I thought of this 80-year-old story while considering what happened to Trayvon Martin, a young man just a few years older than my father was at the time. The manner of his death and the failure of the system to protect him surely has caused a great deal of pain to his family most of all, but also to our nation.

What does it say for the safety of young black men in America? Is it really the case in low-income, middle class, or even well to do neighborhoods, that parents must instruct their children not to wear a hoodie, not to walk on the street at night, not to draw the attention of the police, not to approach groups of white kids -- or, if they do, it could be at their own peril, risking physical harm, even death?

Notwithstanding our first African-American president, we do not live in a society where all people are treated the same regardless of the color of their skin.

Coming from a country whose people are on the brink of mourning the passing of one of the greatest leaders of all time, I find this particularly difficult to accept. Nelson Mandela, whose very essence and identity were devoted to creating a nonracial society, was as committed to protection of the white minority as to fair and equal treatment for every person in South Africa. A country infamous for its legal segregation and oppression of its people has long begun the hard work of racial reconciliation and renewal. It is time for us to do the same.

America once was moving forward, but in some ways it has stood still. Author Christopher Hitchens threatened to put "human" on the U.S. Senate press credential that asked him for his race. "Surely the essential and unarguable core of Martin Luther King's campaign," he wrote, "was the insistence that pigmentation was a false measure of mankind... and an inheritance from a time of great ignorance and stupidity and cruelty."

What is it we can do now to create mutual respect, a society where character and deeds matter, not color? What can each and every one of us do to examine and change our own prejudices -- and know that they lie within us and have nothing to do with the measure of the person we judge?

I asked a young African-American colleague in my office: What advice would you give Americans to avoid tragedies such as these? Her advice was to wait a beat. Walk in their shoes and see how it feels, if you are threatened or upset. Count to ten. And ask yourself if validating your fear, your prejudice, is worth a life destroyed?

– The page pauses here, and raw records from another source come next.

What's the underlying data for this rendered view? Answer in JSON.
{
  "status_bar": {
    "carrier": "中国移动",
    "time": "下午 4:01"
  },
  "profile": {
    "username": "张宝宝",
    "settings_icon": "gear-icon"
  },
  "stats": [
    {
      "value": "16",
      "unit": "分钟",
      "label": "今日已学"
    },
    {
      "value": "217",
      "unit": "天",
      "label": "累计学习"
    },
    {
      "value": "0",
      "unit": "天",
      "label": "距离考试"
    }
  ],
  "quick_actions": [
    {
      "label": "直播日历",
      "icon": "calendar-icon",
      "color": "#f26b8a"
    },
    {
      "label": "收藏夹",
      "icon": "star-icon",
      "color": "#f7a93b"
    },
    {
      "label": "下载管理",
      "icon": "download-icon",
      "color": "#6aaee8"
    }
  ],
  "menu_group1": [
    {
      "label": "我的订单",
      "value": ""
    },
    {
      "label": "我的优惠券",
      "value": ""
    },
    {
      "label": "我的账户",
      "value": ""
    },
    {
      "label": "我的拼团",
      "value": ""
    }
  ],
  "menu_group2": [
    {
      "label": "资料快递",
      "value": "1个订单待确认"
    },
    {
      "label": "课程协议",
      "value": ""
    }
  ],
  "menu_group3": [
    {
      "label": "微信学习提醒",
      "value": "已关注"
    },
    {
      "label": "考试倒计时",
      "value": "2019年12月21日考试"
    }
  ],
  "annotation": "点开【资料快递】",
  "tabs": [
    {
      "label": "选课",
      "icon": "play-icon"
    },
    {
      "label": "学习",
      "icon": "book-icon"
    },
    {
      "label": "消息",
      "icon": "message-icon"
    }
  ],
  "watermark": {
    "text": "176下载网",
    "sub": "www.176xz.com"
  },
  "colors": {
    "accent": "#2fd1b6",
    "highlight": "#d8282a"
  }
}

Much can come from our gathering together in our offices, homes, and communities and having a discussion about race, what drives our actions, and what we might do differently. We must and can do better, including working to ensure our organizational policies and practices promote a culture of mutual respect and support. Listen to young people like my colleague, who are farther down the road on tolerance. They make it sound possible to achieve our founders' dream: "a more perfect union."